Attention citizens of Old York! Seeing as you live in the most righteously WASPish city in the only country in the world to celebrate the birth of Queen Victoria – shouldn’t the Victoria Day weekend be commemorated with a little more, well, Victorian behaviour? Here’s how:
The Victoria Day moment: After 15 minutes of waiting in line at the Dupont Beer Store, you finally hear the glorious clatter of rolling metal as four two-fours of Canadian shoot out from the warehouse. Back home, you place all 96 brewskis in a kiddie pool, then dump five bags of ice overtop, blanketing them in maximum chill-down. Your friends show up, you high-five, head out to the back deck, grab that first frosty cold one and twist off the cap.
What you want to do: Raise the bottle to your lips, glug down half, belch obnoxiously and yell, “Parteeeee!”

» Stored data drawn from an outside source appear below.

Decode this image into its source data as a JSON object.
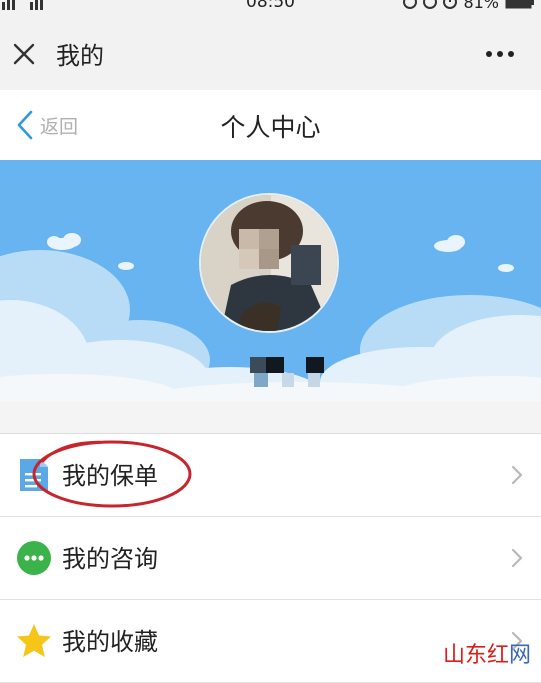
{
  "status_bar": {
    "time": "08:50",
    "battery": "81%"
  },
  "title_bar": {
    "title": "我的",
    "icons": [
      "close-icon",
      "more-icon"
    ]
  },
  "nav_bar": {
    "back_label": "返回",
    "title": "个人中心"
  },
  "profile": {
    "avatar_icon": "avatar-photo"
  },
  "menu": {
    "items": [
      {
        "label": "我的保单",
        "icon": "document-icon",
        "icon_color": "#5aa8e6"
      },
      {
        "label": "我的咨询",
        "icon": "chat-bubble-icon",
        "icon_color": "#3cb34a"
      },
      {
        "label": "我的收藏",
        "icon": "star-icon",
        "icon_color": "#f5c518"
      }
    ]
  },
  "watermark": {
    "text_main": "山东红",
    "text_accent": "网"
  },
  "colors": {
    "banner_sky": "#67b4f0",
    "highlight_circle": "#c7242c",
    "back_accent": "#2f9ae0"
  }
}
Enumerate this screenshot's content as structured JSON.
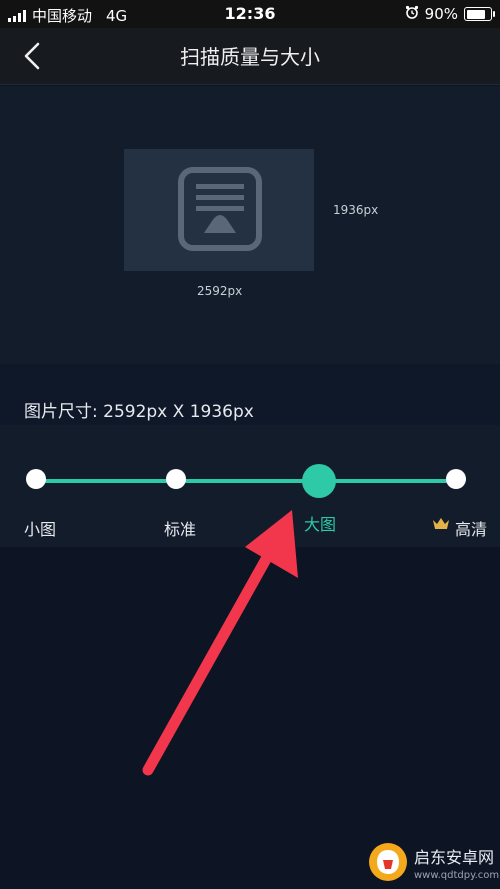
{
  "status_bar": {
    "carrier": "中国移动",
    "network": "4G",
    "time": "12:36",
    "battery_percent": "90%",
    "battery_level": 0.9
  },
  "nav": {
    "title": "扫描质量与大小"
  },
  "preview": {
    "height_label": "1936px",
    "width_label": "2592px"
  },
  "image_size": {
    "text": "图片尺寸:  2592px X 1936px"
  },
  "quality_options": {
    "items": [
      {
        "label": "小图"
      },
      {
        "label": "标准"
      },
      {
        "label": "大图"
      },
      {
        "label": "高清"
      }
    ],
    "selected_index": 2
  },
  "colors": {
    "accent": "#2ec9a7",
    "annotation_arrow": "#f2364c",
    "crown": "#e3b24a"
  },
  "watermark": {
    "text": "启东安卓网",
    "url": "www.qdtdpy.com"
  }
}
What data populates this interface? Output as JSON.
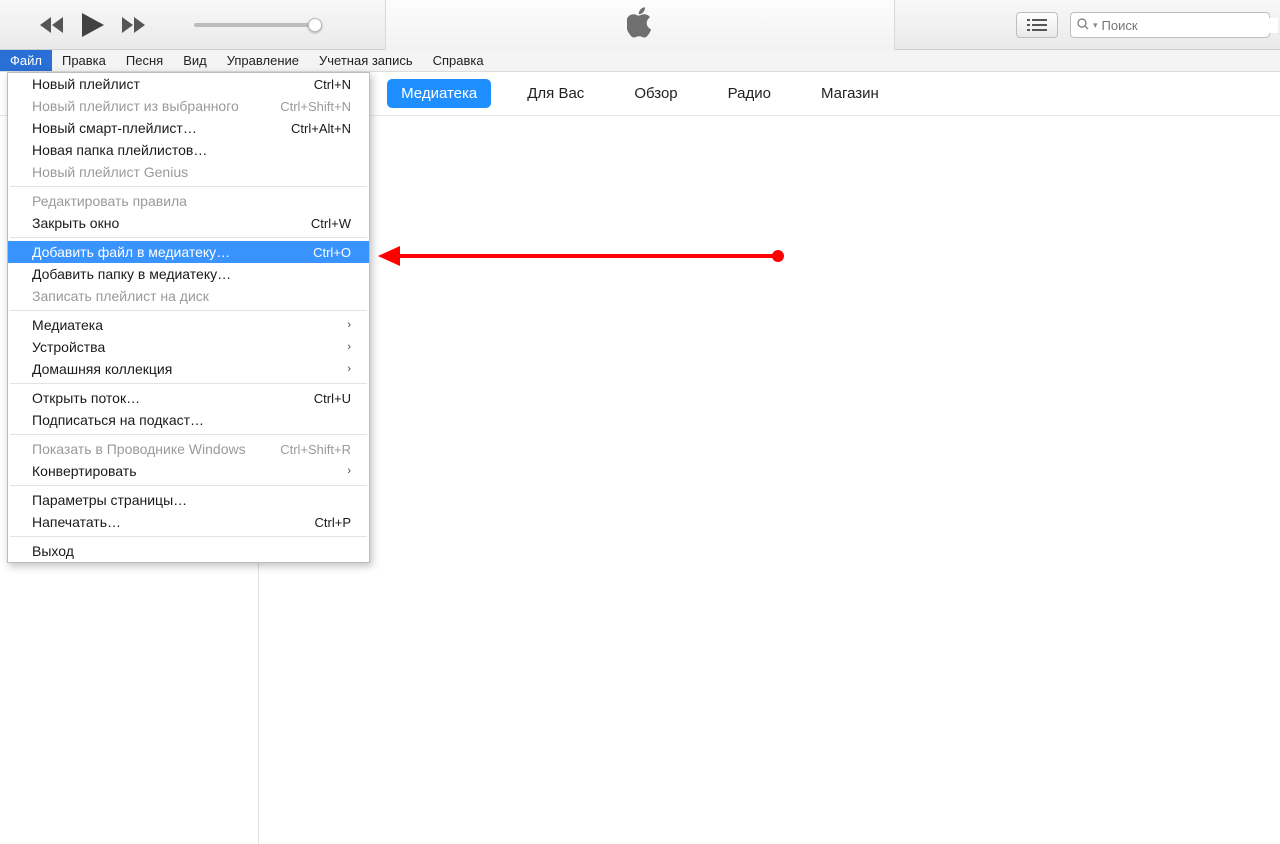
{
  "search": {
    "placeholder": "Поиск"
  },
  "menubar": {
    "items": [
      "Файл",
      "Правка",
      "Песня",
      "Вид",
      "Управление",
      "Учетная запись",
      "Справка"
    ],
    "active_index": 0
  },
  "tabs": {
    "items": [
      "Медиатека",
      "Для Вас",
      "Обзор",
      "Радио",
      "Магазин"
    ],
    "active_index": 0
  },
  "file_menu": {
    "groups": [
      [
        {
          "label": "Новый плейлист",
          "shortcut": "Ctrl+N",
          "enabled": true
        },
        {
          "label": "Новый плейлист из выбранного",
          "shortcut": "Ctrl+Shift+N",
          "enabled": false
        },
        {
          "label": "Новый смарт-плейлист…",
          "shortcut": "Ctrl+Alt+N",
          "enabled": true
        },
        {
          "label": "Новая папка плейлистов…",
          "shortcut": "",
          "enabled": true
        },
        {
          "label": "Новый плейлист Genius",
          "shortcut": "",
          "enabled": false
        }
      ],
      [
        {
          "label": "Редактировать правила",
          "shortcut": "",
          "enabled": false
        },
        {
          "label": "Закрыть окно",
          "shortcut": "Ctrl+W",
          "enabled": true
        }
      ],
      [
        {
          "label": "Добавить файл в медиатеку…",
          "shortcut": "Ctrl+O",
          "enabled": true,
          "highlight": true
        },
        {
          "label": "Добавить папку в медиатеку…",
          "shortcut": "",
          "enabled": true
        },
        {
          "label": "Записать плейлист на диск",
          "shortcut": "",
          "enabled": false
        }
      ],
      [
        {
          "label": "Медиатека",
          "shortcut": "",
          "enabled": true,
          "submenu": true
        },
        {
          "label": "Устройства",
          "shortcut": "",
          "enabled": true,
          "submenu": true
        },
        {
          "label": "Домашняя коллекция",
          "shortcut": "",
          "enabled": true,
          "submenu": true
        }
      ],
      [
        {
          "label": "Открыть поток…",
          "shortcut": "Ctrl+U",
          "enabled": true
        },
        {
          "label": "Подписаться на подкаст…",
          "shortcut": "",
          "enabled": true
        }
      ],
      [
        {
          "label": "Показать в Проводнике Windows",
          "shortcut": "Ctrl+Shift+R",
          "enabled": false
        },
        {
          "label": "Конвертировать",
          "shortcut": "",
          "enabled": true,
          "submenu": true
        }
      ],
      [
        {
          "label": "Параметры страницы…",
          "shortcut": "",
          "enabled": true
        },
        {
          "label": "Напечатать…",
          "shortcut": "Ctrl+P",
          "enabled": true
        }
      ],
      [
        {
          "label": "Выход",
          "shortcut": "",
          "enabled": true
        }
      ]
    ]
  }
}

What you should do: Pour it out. Every last drop! From every last wretched bottle! And plug your nose so as not inhale the devil brew’s corrupting odour.
The Victoria Day moment: You buy four 1.5-inch thick 60-day dry-aged rib eyes from Olliffe, rest them at room temperature for four hours, and dust them with sea salt and ground black pepper.
What you want to do: Fire up the charcoal grill to volcanic, sear both sides, then do a three-minute slow roast over smoky coals until the interior is a perfect blood-pink.
What you should do: Boil them for three hours.
The Victoria Day moment: You tune in to Q107’s “London Calling Victoria Day Long Weekend” when the Zeppelin classic Bring It on Home comes on.
What you want to do: Crank the stereo to eleven, get down on your knees and simultaneously air-guitar Jimmy Page’s riffs while air-drumming like a frenzied John Bonham, and rocking your head back and forth like AC/DC’s Angus Young.
What you should do: Turn the stereo off. Open The Anglican Hymn Book to Hymn No. 7, and sing Richard Corbet Singleton’s 1867 chart-topper, As Mounts on High the Orb of Day.
The Victoria Day moment: A goddess makes eye contact on the Black Bull patio. She smiles at first, then walks right over and says, “Haven’t we met?” An hour later, she’s sitting on your lap. Your jokes are all hilarious. You flick a beer cap that sails 40 feet in the air and into a garbage can to uproarious applause. She turns to you and says, “Want to go somewhere we can talk?”
What you want to do: Tell her your roommate is away for the weekend.
What you should do: Admonish the vixen for her coquettish ways, hold forth on society’s ever loosening morals, then retire early to bed. As you fall asleep, your mind clouded by impure thoughts, pray these vexing nocturnal emissions come to an end, for they surely lead to insanity.